Price County was created on March 3, 1879. The original boundaries, a near perfect rectangle 31 miles wide and 42 miles long, still remain.

By 1888 the Butternut Lake community and area residents numbered 400 and petitioned Price County to form a town. The new town covered most of what eventually became both Lake and Eisenstein as well as the City of Park Falls and was known as the Town of Lake. The boundaries of the Town of Lake changed several times in its first forty years. The first alteration came when the village of Park Falls was organized in 1901. When Eisenstein was formed in 1902, Lake lost territory east of the North Fork. In 1908, the town acquired land along the North Fork from the Town of Fifield. When the Town of Flambeau was charted in the 1920’s some of its area was taken from Town of Lake land near Mason Lake. Nevertheless, Lake has remained Price County’s second-largest town in population and third largest in valuation. The town had about 400 people in 1888 and its population peaked at 1,398 in 1930. By 1960, the number had fallen to 1,241, then started to rise again. A state projection found 1,348 people in Lake as of October 1988.

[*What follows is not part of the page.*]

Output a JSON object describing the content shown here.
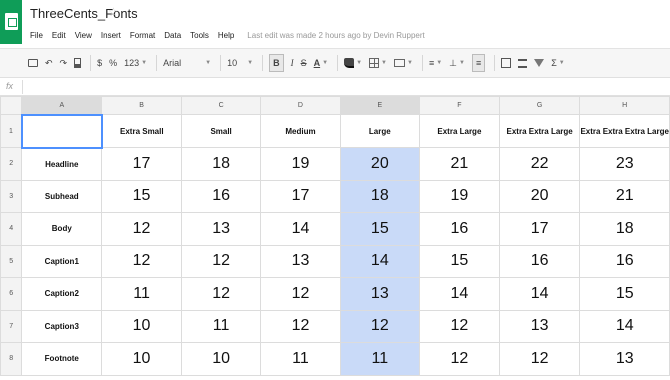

Farming, lumbering and recreation have been its main sources of livelihood and continue to thrive. Butternut Lake, the largest lake in the county, has 830 acres of water and nearby Schnur’s Lake has 150 acres. The Pixley and Crowley Flowages and a portion of the north fork of the Flambeau River are within its borders. Lake has kept pace with the growth of the county and contributes much to the economic well being of the area.